What is really interesting though is that a fake academic citaiton my be subtle enough to fool you. I have seen both ChatGPT and Gemini provide a reference with the name of an author known in the field but with the article name and details fake - the familliar name can be enough to fool even someone knowledgable of the field involved.

rkaplan · April 7, 2025, 8:54pm

Data integrity seems as good as DT3. Be cautious though with letting the AI change your metadata or content. That is the one area where a misunderstood AI prompt might lead to some unexpected results.

celsee · April 7, 2025, 10:19pm

Like others, I went ahead and just jumped into the “realtime” environment, knowing I can revert to backups if something catastrophic happens. Haven’t had any issues yet.

jonmoore · April 8, 2025, 6:46am

@BLUEFROG

Regarding specific LLM integration. I’ve increasingly been using Gemini, which was already excellent with “v2.0 Flash Thinking”, and since last week have moved to using “v2.5 Pro”, which is relatively cost-effective in comparison to premium OpenAI models.

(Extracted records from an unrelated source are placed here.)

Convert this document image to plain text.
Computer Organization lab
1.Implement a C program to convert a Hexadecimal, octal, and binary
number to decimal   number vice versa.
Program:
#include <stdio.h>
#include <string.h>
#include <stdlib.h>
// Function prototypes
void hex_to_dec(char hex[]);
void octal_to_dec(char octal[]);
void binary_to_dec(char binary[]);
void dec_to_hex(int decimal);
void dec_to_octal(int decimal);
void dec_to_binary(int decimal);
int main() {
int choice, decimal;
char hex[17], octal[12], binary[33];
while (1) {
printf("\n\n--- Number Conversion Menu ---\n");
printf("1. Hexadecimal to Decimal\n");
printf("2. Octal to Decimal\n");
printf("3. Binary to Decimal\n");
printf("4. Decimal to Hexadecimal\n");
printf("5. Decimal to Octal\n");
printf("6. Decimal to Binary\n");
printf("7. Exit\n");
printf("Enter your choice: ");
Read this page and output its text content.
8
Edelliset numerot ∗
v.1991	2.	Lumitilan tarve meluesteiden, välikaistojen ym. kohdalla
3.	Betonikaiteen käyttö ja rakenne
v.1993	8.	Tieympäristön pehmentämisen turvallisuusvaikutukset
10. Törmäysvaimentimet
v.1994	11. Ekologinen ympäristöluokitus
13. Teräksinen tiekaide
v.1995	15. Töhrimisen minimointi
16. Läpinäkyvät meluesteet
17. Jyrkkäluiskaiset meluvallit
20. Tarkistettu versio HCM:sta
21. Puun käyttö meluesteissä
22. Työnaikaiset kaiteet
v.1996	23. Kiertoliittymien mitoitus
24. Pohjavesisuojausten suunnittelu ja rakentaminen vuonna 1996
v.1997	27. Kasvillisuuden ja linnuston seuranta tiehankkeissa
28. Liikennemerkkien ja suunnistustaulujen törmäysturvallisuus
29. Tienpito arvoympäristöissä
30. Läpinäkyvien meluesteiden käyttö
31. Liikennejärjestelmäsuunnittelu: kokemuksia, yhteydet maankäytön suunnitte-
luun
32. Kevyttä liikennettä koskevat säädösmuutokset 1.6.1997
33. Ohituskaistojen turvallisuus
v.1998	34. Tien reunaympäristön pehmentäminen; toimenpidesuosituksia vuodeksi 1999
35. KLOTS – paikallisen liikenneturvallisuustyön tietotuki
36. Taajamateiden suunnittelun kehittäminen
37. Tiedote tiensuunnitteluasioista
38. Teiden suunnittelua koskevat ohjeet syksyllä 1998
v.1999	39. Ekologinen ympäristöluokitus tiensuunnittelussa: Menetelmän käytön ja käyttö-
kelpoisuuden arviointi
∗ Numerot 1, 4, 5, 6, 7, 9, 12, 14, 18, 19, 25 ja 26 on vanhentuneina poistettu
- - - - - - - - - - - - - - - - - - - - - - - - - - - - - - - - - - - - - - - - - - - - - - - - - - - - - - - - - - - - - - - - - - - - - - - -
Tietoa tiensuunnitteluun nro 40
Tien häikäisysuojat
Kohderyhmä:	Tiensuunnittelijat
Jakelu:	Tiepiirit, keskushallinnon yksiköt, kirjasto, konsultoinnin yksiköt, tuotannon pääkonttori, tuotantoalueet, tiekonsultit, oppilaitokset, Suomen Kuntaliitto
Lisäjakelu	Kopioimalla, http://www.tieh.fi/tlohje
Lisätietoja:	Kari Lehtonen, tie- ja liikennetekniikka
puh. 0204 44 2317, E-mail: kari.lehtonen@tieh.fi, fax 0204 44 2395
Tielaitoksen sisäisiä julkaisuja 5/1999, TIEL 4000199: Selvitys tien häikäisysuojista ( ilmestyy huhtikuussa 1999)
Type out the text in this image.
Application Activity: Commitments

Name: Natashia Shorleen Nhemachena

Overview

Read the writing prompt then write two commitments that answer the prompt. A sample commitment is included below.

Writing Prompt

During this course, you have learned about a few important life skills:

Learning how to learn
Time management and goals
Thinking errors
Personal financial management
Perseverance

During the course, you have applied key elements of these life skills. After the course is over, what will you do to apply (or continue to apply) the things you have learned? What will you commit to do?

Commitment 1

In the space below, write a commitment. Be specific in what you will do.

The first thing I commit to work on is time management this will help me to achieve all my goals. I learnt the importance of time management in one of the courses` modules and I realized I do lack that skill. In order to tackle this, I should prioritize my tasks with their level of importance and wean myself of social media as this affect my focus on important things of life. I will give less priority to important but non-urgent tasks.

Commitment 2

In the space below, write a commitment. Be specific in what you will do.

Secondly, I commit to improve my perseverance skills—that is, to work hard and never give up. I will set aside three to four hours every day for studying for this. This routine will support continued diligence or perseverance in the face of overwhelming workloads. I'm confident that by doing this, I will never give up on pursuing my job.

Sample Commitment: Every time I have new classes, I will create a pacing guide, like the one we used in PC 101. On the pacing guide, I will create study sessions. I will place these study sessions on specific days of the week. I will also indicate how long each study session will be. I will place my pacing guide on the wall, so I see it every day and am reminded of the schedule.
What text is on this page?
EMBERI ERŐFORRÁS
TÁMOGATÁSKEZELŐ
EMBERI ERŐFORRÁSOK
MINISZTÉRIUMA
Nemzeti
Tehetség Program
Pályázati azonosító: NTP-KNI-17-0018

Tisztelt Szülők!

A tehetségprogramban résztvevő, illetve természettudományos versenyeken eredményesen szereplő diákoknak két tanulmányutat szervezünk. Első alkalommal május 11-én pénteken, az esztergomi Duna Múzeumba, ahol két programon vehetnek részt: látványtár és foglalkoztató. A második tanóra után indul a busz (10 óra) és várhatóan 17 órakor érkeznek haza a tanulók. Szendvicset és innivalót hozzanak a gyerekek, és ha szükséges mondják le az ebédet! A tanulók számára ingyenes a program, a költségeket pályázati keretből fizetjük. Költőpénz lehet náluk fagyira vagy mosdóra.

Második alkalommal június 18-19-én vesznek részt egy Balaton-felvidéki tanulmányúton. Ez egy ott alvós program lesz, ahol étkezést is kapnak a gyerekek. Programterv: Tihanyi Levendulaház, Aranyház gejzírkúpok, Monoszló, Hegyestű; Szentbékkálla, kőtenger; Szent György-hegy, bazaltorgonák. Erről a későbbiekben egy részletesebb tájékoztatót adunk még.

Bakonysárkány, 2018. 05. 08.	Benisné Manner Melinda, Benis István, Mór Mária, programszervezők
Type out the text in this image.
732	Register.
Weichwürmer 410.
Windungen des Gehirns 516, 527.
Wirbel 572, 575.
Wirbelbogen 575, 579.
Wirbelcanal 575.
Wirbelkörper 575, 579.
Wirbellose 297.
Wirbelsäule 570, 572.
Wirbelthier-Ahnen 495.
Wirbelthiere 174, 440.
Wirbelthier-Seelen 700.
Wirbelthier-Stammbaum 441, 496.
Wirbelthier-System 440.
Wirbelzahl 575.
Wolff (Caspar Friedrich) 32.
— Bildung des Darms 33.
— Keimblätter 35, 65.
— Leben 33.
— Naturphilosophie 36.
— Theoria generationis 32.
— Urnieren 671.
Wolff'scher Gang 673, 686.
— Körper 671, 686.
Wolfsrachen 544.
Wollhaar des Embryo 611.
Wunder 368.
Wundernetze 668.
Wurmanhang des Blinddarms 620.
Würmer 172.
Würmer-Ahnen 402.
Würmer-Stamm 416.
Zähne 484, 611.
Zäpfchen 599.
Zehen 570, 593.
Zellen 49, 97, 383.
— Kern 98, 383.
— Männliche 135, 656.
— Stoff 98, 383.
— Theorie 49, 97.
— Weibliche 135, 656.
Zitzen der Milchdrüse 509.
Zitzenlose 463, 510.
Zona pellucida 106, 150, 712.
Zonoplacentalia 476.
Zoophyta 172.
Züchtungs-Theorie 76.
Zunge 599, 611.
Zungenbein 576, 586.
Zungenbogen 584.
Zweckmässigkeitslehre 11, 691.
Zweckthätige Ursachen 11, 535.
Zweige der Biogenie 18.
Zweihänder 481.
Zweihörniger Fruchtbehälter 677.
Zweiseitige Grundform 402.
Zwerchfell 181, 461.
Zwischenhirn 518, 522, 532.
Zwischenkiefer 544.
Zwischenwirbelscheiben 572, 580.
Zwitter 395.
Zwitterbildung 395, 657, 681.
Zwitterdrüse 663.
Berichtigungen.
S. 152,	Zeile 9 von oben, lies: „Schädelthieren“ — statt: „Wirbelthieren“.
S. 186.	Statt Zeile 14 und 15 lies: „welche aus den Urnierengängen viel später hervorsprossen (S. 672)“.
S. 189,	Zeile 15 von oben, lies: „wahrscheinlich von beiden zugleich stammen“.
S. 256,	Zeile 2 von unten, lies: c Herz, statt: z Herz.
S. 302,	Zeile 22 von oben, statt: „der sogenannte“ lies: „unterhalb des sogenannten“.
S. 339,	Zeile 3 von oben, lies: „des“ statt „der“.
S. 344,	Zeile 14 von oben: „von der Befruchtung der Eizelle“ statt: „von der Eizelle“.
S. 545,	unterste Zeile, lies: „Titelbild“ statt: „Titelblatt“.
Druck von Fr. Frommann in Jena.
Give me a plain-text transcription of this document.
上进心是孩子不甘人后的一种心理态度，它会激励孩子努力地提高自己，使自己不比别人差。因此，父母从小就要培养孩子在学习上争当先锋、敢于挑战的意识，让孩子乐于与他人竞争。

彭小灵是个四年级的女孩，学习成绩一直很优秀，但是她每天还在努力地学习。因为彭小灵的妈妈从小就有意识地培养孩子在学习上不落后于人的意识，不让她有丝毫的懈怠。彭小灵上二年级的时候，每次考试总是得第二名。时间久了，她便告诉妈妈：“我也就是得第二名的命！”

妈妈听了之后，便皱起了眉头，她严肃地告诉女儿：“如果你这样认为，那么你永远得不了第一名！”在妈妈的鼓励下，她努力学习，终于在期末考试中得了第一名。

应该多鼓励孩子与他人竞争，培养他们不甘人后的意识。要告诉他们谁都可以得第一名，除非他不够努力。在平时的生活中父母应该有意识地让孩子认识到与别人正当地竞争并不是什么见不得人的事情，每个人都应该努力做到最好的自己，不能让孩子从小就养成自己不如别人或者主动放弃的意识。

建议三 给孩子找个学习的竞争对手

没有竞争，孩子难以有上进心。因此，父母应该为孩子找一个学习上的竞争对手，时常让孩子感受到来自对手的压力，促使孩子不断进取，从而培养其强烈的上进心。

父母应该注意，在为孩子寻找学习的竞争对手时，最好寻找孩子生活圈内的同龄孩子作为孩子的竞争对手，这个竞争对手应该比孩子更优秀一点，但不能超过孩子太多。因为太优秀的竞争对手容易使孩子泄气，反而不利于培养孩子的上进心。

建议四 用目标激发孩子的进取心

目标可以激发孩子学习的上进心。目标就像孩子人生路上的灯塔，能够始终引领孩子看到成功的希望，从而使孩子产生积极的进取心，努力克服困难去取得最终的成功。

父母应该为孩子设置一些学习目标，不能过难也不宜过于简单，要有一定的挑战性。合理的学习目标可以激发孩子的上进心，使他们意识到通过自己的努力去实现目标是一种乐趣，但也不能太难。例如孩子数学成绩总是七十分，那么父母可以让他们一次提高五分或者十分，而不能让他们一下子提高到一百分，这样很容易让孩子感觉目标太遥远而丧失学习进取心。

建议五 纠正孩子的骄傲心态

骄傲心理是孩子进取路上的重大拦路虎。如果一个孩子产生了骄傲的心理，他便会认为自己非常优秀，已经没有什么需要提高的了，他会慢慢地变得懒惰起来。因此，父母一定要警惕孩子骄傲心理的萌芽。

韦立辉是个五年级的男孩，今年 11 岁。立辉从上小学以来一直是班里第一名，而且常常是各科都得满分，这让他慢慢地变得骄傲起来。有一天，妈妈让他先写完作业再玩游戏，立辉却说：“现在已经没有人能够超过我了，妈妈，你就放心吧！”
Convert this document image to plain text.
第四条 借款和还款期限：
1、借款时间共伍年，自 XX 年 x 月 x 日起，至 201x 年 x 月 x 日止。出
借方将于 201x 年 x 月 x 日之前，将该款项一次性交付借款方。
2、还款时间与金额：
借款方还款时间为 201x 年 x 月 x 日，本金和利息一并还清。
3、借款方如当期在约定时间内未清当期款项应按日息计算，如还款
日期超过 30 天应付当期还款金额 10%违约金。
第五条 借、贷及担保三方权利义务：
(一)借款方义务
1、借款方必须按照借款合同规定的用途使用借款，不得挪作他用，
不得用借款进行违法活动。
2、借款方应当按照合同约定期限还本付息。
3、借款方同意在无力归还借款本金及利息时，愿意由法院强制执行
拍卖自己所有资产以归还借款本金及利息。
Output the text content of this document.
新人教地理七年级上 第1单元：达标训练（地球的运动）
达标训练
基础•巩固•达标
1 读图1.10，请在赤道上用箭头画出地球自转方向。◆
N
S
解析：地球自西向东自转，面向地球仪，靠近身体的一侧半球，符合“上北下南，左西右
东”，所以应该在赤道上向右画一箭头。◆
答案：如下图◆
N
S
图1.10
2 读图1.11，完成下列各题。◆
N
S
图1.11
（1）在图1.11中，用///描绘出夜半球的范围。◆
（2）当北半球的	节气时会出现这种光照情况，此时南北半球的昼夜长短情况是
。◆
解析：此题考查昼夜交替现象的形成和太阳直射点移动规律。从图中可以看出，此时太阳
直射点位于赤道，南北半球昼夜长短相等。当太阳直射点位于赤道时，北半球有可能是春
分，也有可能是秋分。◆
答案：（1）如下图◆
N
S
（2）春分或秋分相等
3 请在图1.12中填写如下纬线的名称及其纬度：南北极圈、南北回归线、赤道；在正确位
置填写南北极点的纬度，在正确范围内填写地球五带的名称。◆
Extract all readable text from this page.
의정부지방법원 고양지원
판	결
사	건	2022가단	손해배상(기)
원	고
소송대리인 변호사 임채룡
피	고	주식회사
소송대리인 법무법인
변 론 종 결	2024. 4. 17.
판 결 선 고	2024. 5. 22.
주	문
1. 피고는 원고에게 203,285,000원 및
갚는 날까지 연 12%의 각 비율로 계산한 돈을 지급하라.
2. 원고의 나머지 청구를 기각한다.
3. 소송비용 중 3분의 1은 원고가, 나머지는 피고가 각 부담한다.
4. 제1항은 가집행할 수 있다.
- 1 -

It would be great if the next beta update to DEVONthink 4 could include v2.5 Pro to the default AI options (2.0 Pro is the current maximum Gemini configuration available in DT4’s settings).

On a separate but connected note. My PDF workflow now includes NotebookLM+ analysis, as this has very generous usage quota’s as part of the Google One subscription. It would be great to see NotebookLM integrated into DT4. I don’t believe that Google offer a direct API for NotebookLM integration, but all that’s needed in the short term is the ability to submit PDF’s directly to NotebookLM from DT4. Integrating analysis findings back to DT4 could be accomplished via the Clip to DEVONthink web browser extension, although, in my case, I create summary PDF’s first before integration back to my knowledge management databases, as NotebookLM has no problem creating detailed chapter by chapter summaries of references containing 1000+ pages.

cgrunenberg · April 8, 2025, 6:49am

This is indeed planned for an upcoming beta.